Spotify, led by Martin Lorentzo, co-founder of performance-based digital marketing company TradeDoubler, works in a similar way to commercial radio, combined with the on-demand nature of download services such as Napster. Users stream music of their choice via a downloadable application, and are served display ads, and audio ads in between content. Currently, around one minute of audio ads is served for every 20 minutes of music consumed.
Audio ads are coupled with display creative, which enables advertisers to track click-through rates, and adds an element of accountability unattainable through traditional, or even digital radio.
“We always believed the audio format would be successful, and now the numbers prove it. Figure-wise, our audio CTRs are 0.7 to 1 percent in the UK and display ranges from 0.3 to 0.5 percent, with some clients getting as much as 1.6 percent,” Mitchell claims.
Alongside audio, typical display ads are offered within the application itself. Mitchell says these display units are currently performing especially well, owing to “a general lack of clutter and restricted ad formats,” and the fact that ads are only served when the user is active within the application.
Currently, ads are sold on a run of site basis. However, a number of targeting options will be introduced as the service gathers steam. Alongside demographic, geographical, and socio-economic targeting based on user registration data, the firm also plans to launch music genre targeting later this year. For example, advertisers may find that fans of certain types of music have a higher propensity to buy certain product lines.
Additionally, advertisers may wish to align their brands with certain artists. “Our close relationships with the music industry means we have some interesting opportunities between bands and brands arising in the near future. Watch this space,” Mitchell said.
Although Spotify is entering a crowded market, competing with a host of ad-supported services such as Last.fm and WE7, it has already amassed an impressive list of advertisers including COI, Vodafone, Philips, HMV, Sainsbury’s, Nissan, Paramount, and findanyfilm.com.

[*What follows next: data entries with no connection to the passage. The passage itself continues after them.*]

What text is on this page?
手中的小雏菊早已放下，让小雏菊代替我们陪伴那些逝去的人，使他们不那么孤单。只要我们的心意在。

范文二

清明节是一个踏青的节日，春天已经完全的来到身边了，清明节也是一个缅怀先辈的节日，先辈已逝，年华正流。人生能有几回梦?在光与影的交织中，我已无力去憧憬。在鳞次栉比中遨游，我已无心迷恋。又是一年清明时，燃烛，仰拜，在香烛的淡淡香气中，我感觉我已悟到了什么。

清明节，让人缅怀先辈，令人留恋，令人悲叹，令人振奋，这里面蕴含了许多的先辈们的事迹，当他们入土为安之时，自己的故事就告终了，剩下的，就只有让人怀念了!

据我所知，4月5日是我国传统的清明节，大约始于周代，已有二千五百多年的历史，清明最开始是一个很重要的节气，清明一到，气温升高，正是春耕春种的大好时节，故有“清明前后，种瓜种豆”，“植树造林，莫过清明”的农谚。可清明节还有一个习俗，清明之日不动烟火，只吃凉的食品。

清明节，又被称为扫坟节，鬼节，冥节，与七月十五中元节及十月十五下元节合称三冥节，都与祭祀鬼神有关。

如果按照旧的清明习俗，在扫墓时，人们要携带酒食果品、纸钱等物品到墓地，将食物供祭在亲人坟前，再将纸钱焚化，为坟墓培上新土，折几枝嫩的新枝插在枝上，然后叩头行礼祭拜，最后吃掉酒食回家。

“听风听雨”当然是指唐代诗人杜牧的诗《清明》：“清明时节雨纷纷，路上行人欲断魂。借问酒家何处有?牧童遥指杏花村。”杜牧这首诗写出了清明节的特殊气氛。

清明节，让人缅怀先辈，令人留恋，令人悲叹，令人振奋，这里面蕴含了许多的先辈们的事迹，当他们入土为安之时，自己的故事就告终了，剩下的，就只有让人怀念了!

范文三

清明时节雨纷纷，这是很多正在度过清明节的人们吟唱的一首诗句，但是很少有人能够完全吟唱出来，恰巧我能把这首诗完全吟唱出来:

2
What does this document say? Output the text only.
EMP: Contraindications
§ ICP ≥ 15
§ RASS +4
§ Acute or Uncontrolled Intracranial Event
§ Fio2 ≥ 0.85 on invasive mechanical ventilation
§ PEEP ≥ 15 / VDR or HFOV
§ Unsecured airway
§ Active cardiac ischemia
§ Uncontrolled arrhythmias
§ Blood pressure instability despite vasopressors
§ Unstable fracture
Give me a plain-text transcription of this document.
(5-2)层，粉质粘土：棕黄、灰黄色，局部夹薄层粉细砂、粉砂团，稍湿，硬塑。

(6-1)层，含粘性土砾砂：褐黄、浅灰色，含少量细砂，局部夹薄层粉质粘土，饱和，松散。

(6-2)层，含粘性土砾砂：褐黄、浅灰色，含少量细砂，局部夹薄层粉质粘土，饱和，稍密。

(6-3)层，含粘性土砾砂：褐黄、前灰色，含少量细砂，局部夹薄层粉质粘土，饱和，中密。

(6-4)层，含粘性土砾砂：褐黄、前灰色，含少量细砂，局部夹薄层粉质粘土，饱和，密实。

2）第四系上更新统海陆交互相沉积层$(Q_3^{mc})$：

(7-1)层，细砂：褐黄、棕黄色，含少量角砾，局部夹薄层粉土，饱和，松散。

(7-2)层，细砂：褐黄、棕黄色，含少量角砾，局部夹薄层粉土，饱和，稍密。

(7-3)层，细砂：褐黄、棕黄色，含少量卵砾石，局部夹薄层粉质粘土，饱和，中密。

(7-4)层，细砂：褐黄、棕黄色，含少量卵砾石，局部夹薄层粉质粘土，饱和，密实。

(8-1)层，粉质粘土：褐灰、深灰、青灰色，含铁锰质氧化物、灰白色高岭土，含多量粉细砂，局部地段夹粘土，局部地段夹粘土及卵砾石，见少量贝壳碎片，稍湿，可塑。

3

The firm currently has relationships in place with all of Europe’s major labels, offering access to millions of tracks. Alongside the ad-supported model, users can also opt to pay a subscription fee for ad-free streaming, much like the services currently offered by Napster and similar services. At present, the ad-supported version of its service is only available in the U.K., Spain, France, Sweden, Norway, and Finland. The firm says it eventually plans to open in the U.S. and Canadian markets.